La porte claqua dans le silence et Ruggieri leva la tête. Richard Valence traversait la salle. C’était une salle carrelée où tout résonnait.

— Vous arrivez trop tard, dit Ruggieri. Elle vient de repartir.

— Réaction ?

— De la raideur et un certain effroi. Corps tendu, équilibre chancelant, tremblement des doigts et des lèvres, voix rauque, deux cigarettes. Aucun défi, simplement un effort pour rester droite. Elle était très belle.

— Est-ce que ça a de l’importance ? coupa Valence.

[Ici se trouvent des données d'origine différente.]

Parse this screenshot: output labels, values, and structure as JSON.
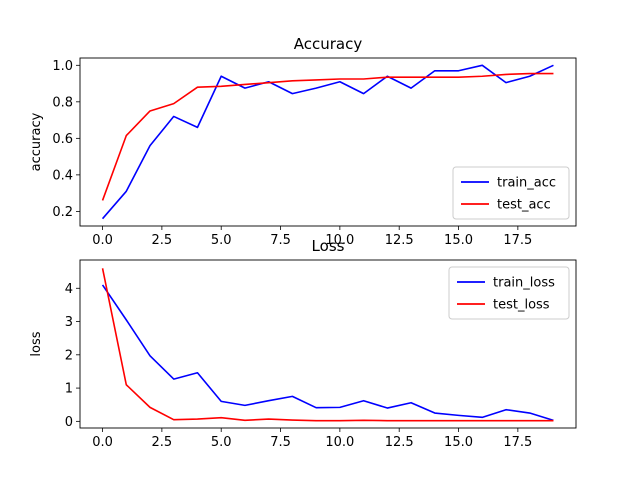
{
  "chart_data": [
    {
      "type": "line",
      "title": "Accuracy",
      "xlabel": "",
      "ylabel": "accuracy",
      "xlim": [
        -0.95,
        19.95
      ],
      "ylim": [
        0.12,
        1.04
      ],
      "xticks": [
        0,
        2.5,
        5,
        7.5,
        10,
        12.5,
        15,
        17.5
      ],
      "xtick_labels": [
        "0.0",
        "2.5",
        "5.0",
        "7.5",
        "10.0",
        "12.5",
        "15.0",
        "17.5"
      ],
      "yticks": [
        0.2,
        0.4,
        0.6,
        0.8,
        1.0
      ],
      "ytick_labels": [
        "0.2",
        "0.4",
        "0.6",
        "0.8",
        "1.0"
      ],
      "legend_position": "lower right",
      "x": [
        0,
        1,
        2,
        3,
        4,
        5,
        6,
        7,
        8,
        9,
        10,
        11,
        12,
        13,
        14,
        15,
        16,
        17,
        18,
        19
      ],
      "series": [
        {
          "name": "train_acc",
          "color": "#0000ff",
          "values": [
            0.16,
            0.31,
            0.56,
            0.72,
            0.66,
            0.94,
            0.875,
            0.91,
            0.845,
            0.875,
            0.91,
            0.845,
            0.94,
            0.875,
            0.97,
            0.97,
            1.0,
            0.905,
            0.94,
            1.0
          ]
        },
        {
          "name": "test_acc",
          "color": "#ff0000",
          "values": [
            0.26,
            0.615,
            0.75,
            0.79,
            0.88,
            0.885,
            0.895,
            0.905,
            0.915,
            0.92,
            0.925,
            0.925,
            0.935,
            0.935,
            0.935,
            0.935,
            0.94,
            0.95,
            0.955,
            0.955
          ]
        }
      ]
    },
    {
      "type": "line",
      "title": "Loss",
      "xlabel": "",
      "ylabel": "loss",
      "xlim": [
        -0.95,
        19.95
      ],
      "ylim": [
        -0.2,
        4.85
      ],
      "xticks": [
        0,
        2.5,
        5,
        7.5,
        10,
        12.5,
        15,
        17.5
      ],
      "xtick_labels": [
        "0.0",
        "2.5",
        "5.0",
        "7.5",
        "10.0",
        "12.5",
        "15.0",
        "17.5"
      ],
      "yticks": [
        0,
        1,
        2,
        3,
        4
      ],
      "ytick_labels": [
        "0",
        "1",
        "2",
        "3",
        "4"
      ],
      "legend_position": "upper right",
      "x": [
        0,
        1,
        2,
        3,
        4,
        5,
        6,
        7,
        8,
        9,
        10,
        11,
        12,
        13,
        14,
        15,
        16,
        17,
        18,
        19
      ],
      "series": [
        {
          "name": "train_loss",
          "color": "#0000ff",
          "values": [
            4.1,
            3.05,
            1.97,
            1.27,
            1.46,
            0.6,
            0.48,
            0.62,
            0.75,
            0.41,
            0.42,
            0.62,
            0.4,
            0.56,
            0.25,
            0.18,
            0.12,
            0.35,
            0.25,
            0.03
          ]
        },
        {
          "name": "test_loss",
          "color": "#ff0000",
          "values": [
            4.6,
            1.1,
            0.42,
            0.05,
            0.07,
            0.11,
            0.03,
            0.07,
            0.04,
            0.02,
            0.02,
            0.03,
            0.02,
            0.02,
            0.02,
            0.02,
            0.02,
            0.02,
            0.02,
            0.02
          ]
        }
      ]
    }
  ]
}
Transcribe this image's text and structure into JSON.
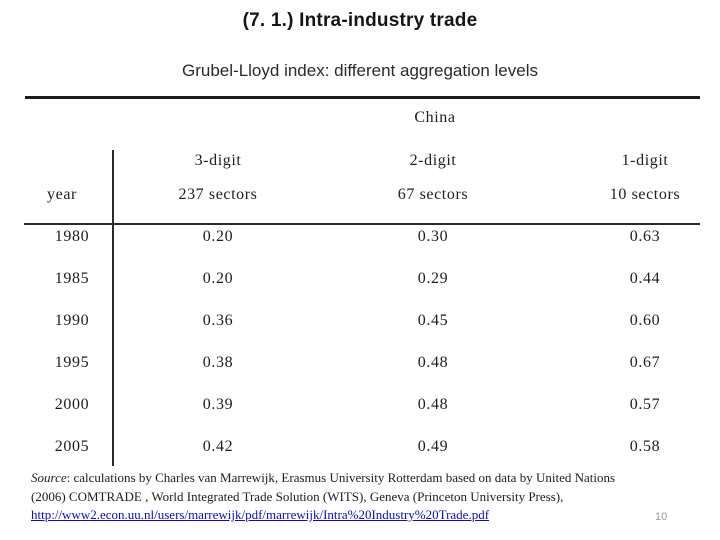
{
  "slide": {
    "title": "(7. 1.) Intra-industry trade",
    "subtitle": "Grubel-Lloyd index: different aggregation levels",
    "page_number": "10"
  },
  "table": {
    "region_header": "China",
    "year_column_label": "year",
    "columns": [
      {
        "digit": "3-digit",
        "sectors": "237 sectors"
      },
      {
        "digit": "2-digit",
        "sectors": "67 sectors"
      },
      {
        "digit": "1-digit",
        "sectors": "10 sectors"
      }
    ],
    "rows": [
      {
        "year": "1980",
        "v1": "0.20",
        "v2": "0.30",
        "v3": "0.63"
      },
      {
        "year": "1985",
        "v1": "0.20",
        "v2": "0.29",
        "v3": "0.44"
      },
      {
        "year": "1990",
        "v1": "0.36",
        "v2": "0.45",
        "v3": "0.60"
      },
      {
        "year": "1995",
        "v1": "0.38",
        "v2": "0.48",
        "v3": "0.67"
      },
      {
        "year": "2000",
        "v1": "0.39",
        "v2": "0.48",
        "v3": "0.57"
      },
      {
        "year": "2005",
        "v1": "0.42",
        "v2": "0.49",
        "v3": "0.58"
      }
    ]
  },
  "source": {
    "label": "Source",
    "line1_rest": ": calculations by Charles van Marrewijk, Erasmus University Rotterdam based on data by United Nations",
    "line2": "(2006) COMTRADE , World Integrated Trade Solution (WITS), Geneva (Princeton University Press),",
    "link": "http://www2.econ.uu.nl/users/marrewijk/pdf/marrewijk/Intra%20Industry%20Trade.pdf"
  }
}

— À mon sens, ça en a une énorme, répondit Ruggieri avec brutalité.

— Ah oui ?

Valence écarta le drap d’une main brusque. Ce visage était éprouvant à regarder.

— Des hommes ont dû devenir cinglés pour elle, dit Ruggieri.

— Et après ?

— Après ils peuvent tuer.

Valence haussa les épaules. Ruggieri l’observait sans rien dire.

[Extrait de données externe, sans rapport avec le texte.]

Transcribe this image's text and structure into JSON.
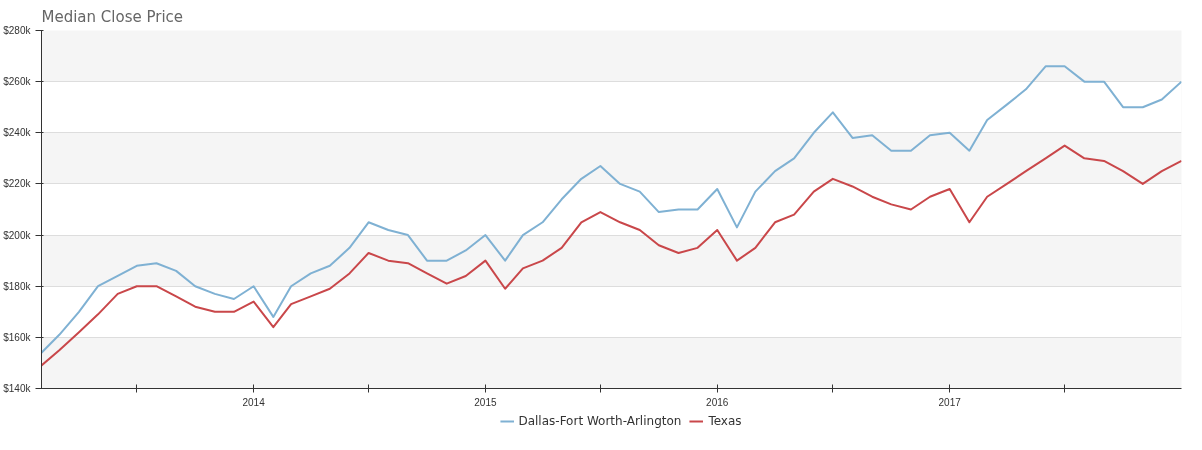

— Qu’est-ce qu’il y a, Ruggieri ? Vous cherchez à voir si, moi aussi, ce visage horrible me fait trembler ? Ça vous apprendrait quoi ? Voici ma main, si ça vous amuse. Examinez-la aussi longtemps que ça vous plaira…

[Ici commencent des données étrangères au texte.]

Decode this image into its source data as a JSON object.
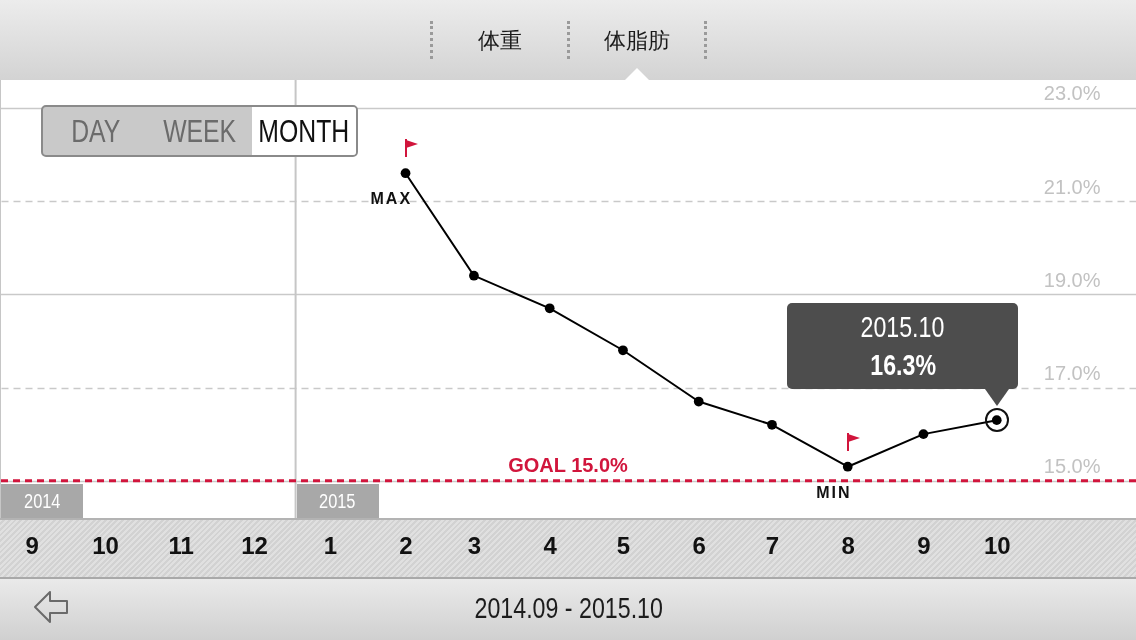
{
  "chart_data": {
    "type": "line",
    "x": [
      "2015-02",
      "2015-03",
      "2015-04",
      "2015-05",
      "2015-06",
      "2015-07",
      "2015-08",
      "2015-09",
      "2015-10"
    ],
    "series": [
      {
        "color": "#000000",
        "values": [
          21.6,
          19.4,
          18.7,
          17.8,
          16.7,
          16.2,
          15.3,
          16.0,
          16.3
        ]
      }
    ],
    "xlim": [
      "2014-08-19",
      "2015-11-27"
    ],
    "xticks": [
      {
        "value": "2014-09",
        "label": "9"
      },
      {
        "value": "2014-10",
        "label": "10"
      },
      {
        "value": "2014-11",
        "label": "11"
      },
      {
        "value": "2014-12",
        "label": "12"
      },
      {
        "value": "2015-01",
        "label": "1"
      },
      {
        "value": "2015-02",
        "label": "2"
      },
      {
        "value": "2015-03",
        "label": "3"
      },
      {
        "value": "2015-04",
        "label": "4"
      },
      {
        "value": "2015-05",
        "label": "5"
      },
      {
        "value": "2015-06",
        "label": "6"
      },
      {
        "value": "2015-07",
        "label": "7"
      },
      {
        "value": "2015-08",
        "label": "8"
      },
      {
        "value": "2015-09",
        "label": "9"
      },
      {
        "value": "2015-10",
        "label": "10"
      }
    ],
    "ylim": [
      14.2,
      23.6
    ],
    "yticks": [
      {
        "value": 15,
        "label": "15.0%"
      },
      {
        "value": 17,
        "label": "17.0%"
      },
      {
        "value": 19,
        "label": "19.0%"
      },
      {
        "value": 21,
        "label": "21.0%"
      },
      {
        "value": 23,
        "label": "23.0%"
      }
    ],
    "grid": "y",
    "marker": "circle",
    "ref_lines": [
      {
        "axis": "x",
        "value": "2014-08-19",
        "label": "2014",
        "color": "#c6c6c6"
      },
      {
        "axis": "x",
        "value": "2014-12-18",
        "label": "2015",
        "color": "#c6c6c6"
      },
      {
        "axis": "y",
        "value": 15,
        "label": "GOAL 15.0%",
        "color": "#d1153c",
        "line_style": "dashed"
      }
    ],
    "annotations": [
      {
        "text": "MAX",
        "x": "2015-02",
        "y": 21.6
      },
      {
        "text": "MIN",
        "x": "2015-08",
        "y": 15.3
      },
      {
        "text": "16.3%",
        "x": "2015-10",
        "y": 16.3
      },
      "2015.10",
      "体重",
      "体脂肪",
      "DAY",
      "WEEK",
      "MONTH",
      "2014.09 - 2015.10"
    ]
  }
}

— Je vous en prie, monsieur Valence. On ne va pas jouer à ça entre nous. Vous êtes résistant, personne n’en doute.

— C’est une erreur, Ruggieri. Je suis détaché, c’est tout. Quant à Laura Valhubert, que ses doigts tremblent ou non ne change rien : cela ne fait que nous apprendre qu’elle n’est pas détachée. Mais il ne faut pas confondre l’émotion avec la fragilité, et la fragilité avec l’innocence. Vous comprenez, Ruggieri ? Il arrive aussi que les loups tremblent.

— Pourquoi dites-vous tout ça ?

— À titre général et parce qu’en l’espace de quelques minutes silencieuses, elle vous a déjà perturbé. Je vous mets en garde contre vous-même, c’est tout. Il s’agit d’un meurtre. Femme éternelle ou pas femme éternelle.

— Elle était en France, dit Ruggieri en durcissant le ton.

Ce n’était tout de même pas ce type débarqué du matin qui allait lui donner des leçons de vigilance sur les flics et les femmes éternelles.